The outcomes were dependent on an analysis of health data from over 32 million cardiovascular deaths that happened in 567 cities in 27 countries on 5 continents between 1979 and 2019. The explanation of extreme weather varied from city to city.
It was specified as the top 1% or bottom 1% of the so-called, “minimum mortality temperature,” which is the temperature at which the lowest death rate has been obtained.
For every 1,000 cardiovascular deaths, the researchers found that:
- Extreme hot days (above 86 °F in Baltimore) are available for 2.2 extra deaths.
- Extreme cold days (below 20 °F in Baltimore) reported 9.1 additional deaths.
- Of the kinds of heart diseases, the highest number of extra deaths was discovered for people with heart failure (2.6 extra deaths on extremely hot days and 12.8 on extremely cold days).
While we do not know the reason why temperature effects were more pronounced with heart failure patients it could be due to the progressive nature of heart failure as a disease. One out of four people with heart failure are readmitted to the hospital within 30 days of discharge, and only 20 percent of patients with heart failure survive 10 years after diagnosis.”
Haitham Khraishah, MD, Study Co-Author and Cardiovascular Disease Fellow, School of Medicine, University of Maryland
Climate change has been discovered to result in weather extremes on both ends of the spectrum. A 2021 study published in the journal Science has discovered that Arctic warming made a change of events resulting in an interruption of the polar vortex making periods of extreme cold in the Northern hemisphere.

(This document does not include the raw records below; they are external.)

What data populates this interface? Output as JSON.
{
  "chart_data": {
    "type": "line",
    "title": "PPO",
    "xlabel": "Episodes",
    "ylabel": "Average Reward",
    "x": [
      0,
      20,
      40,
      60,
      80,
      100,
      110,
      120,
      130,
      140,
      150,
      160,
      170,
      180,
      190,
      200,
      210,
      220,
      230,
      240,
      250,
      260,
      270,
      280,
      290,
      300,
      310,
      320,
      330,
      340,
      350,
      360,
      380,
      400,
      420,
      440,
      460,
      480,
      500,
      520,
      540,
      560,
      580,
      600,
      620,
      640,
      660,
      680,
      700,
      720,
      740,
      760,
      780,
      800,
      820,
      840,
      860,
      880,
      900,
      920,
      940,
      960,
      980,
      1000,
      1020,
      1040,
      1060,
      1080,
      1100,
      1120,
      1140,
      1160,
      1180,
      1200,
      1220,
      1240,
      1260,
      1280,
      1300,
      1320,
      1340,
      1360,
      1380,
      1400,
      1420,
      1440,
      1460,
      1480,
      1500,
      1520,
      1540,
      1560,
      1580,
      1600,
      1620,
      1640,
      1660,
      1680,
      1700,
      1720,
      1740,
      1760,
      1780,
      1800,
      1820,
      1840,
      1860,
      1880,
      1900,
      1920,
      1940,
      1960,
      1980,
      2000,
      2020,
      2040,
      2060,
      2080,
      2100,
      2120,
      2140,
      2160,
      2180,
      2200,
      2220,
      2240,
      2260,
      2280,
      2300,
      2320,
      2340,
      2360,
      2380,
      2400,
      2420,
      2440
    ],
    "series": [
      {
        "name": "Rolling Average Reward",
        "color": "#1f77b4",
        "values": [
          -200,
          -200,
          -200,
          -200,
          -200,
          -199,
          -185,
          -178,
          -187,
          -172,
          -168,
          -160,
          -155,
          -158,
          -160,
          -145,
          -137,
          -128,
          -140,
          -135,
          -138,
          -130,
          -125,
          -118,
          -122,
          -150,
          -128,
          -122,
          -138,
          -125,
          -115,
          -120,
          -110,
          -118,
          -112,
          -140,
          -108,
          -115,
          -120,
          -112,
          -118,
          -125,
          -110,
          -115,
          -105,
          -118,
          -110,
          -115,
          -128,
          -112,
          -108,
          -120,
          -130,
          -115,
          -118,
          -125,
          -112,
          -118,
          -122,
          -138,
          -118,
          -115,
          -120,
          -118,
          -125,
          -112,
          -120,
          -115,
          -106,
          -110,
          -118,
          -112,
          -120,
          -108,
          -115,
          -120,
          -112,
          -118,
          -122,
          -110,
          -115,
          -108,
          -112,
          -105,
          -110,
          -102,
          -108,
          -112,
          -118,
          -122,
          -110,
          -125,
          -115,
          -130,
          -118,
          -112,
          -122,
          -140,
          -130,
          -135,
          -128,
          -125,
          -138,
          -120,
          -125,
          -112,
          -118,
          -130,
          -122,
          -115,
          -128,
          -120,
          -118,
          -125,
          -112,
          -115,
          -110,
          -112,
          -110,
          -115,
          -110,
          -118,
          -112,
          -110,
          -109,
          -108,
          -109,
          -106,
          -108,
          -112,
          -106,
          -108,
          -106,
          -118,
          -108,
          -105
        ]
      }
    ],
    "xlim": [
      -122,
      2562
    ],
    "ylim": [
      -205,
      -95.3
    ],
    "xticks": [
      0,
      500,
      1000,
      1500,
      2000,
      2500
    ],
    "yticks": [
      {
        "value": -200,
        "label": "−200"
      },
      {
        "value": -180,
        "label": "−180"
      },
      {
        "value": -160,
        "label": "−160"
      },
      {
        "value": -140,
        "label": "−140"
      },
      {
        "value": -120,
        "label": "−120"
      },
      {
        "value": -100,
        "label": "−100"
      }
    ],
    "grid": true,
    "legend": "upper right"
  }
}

Barrak Alahmad, MD, Ph.D., research fellow at the Harvard T.H. Chan School of Public Health at Harvard University in Boston and a faculty member at the College of Public Health at Kuwait University in Kuwait City, was the study’s corresponding author.
Dr. Khraishah and Dr. Alahmad made a measure over the last four years to construct the heart disease mortality database for this study with collaborators from over 35 institutions globally.
The team made and extended the heart disease mortality database as part of the Multi-Country Multi-City (MCC) Collaborative Research Network. This is known as a consortium of biostatisticians, epidemiologists, and climate scientists learning the health effects of climate and associated environmental stressors on death rates.
This study provides an indisputable link between extreme temperatures and heart disease mortality from one of the largest multinational datasets ever assembled. The data can be more deeply mined to learn more about the role of health disparities and genetic predispositions that make some populations more vulnerable to climate change.”
Mark T. Gladwin, MD, Dean, School of Medicine, University of Maryland
Also, Gladwin is the Vice President for Medical Affairs, at the University of Maryland, Baltimore, and the John Z. and Akiko K. Bowers Distinguished Professor.
According to Dr. Khraishah, such questions will be answered in research that will occur in the future.
A few restrictions of the study consist of the underrepresentation of data from South Asia, the Middle East, and Africa.
The scientists also considered humidity and air pollutants, which could have accounted for surplus deaths in places with temperature extremes. Also, they regulated the delayed effect of temperature on climate zones and human health (lag effect).
“This landmark paper is a call to view climate change as a growing public health concern and highlights the need to investigate it as a potential cause of health disparities,” stated Stephen N. Davis, MBBS, Chair of the Department of Medicine at UMSOM and Physician-in-Chief at UMMC.
This study was financially supported by the Kuwait Foundation for the Advancement of Science.
Source:
https://www.medschool.umaryland.edu/
Journal reference:
Cohen, J., et al. (2022) Linking Arctic variability and change with extreme winter weather in the United States. Science. doi.org/10.1126/science.abi9167.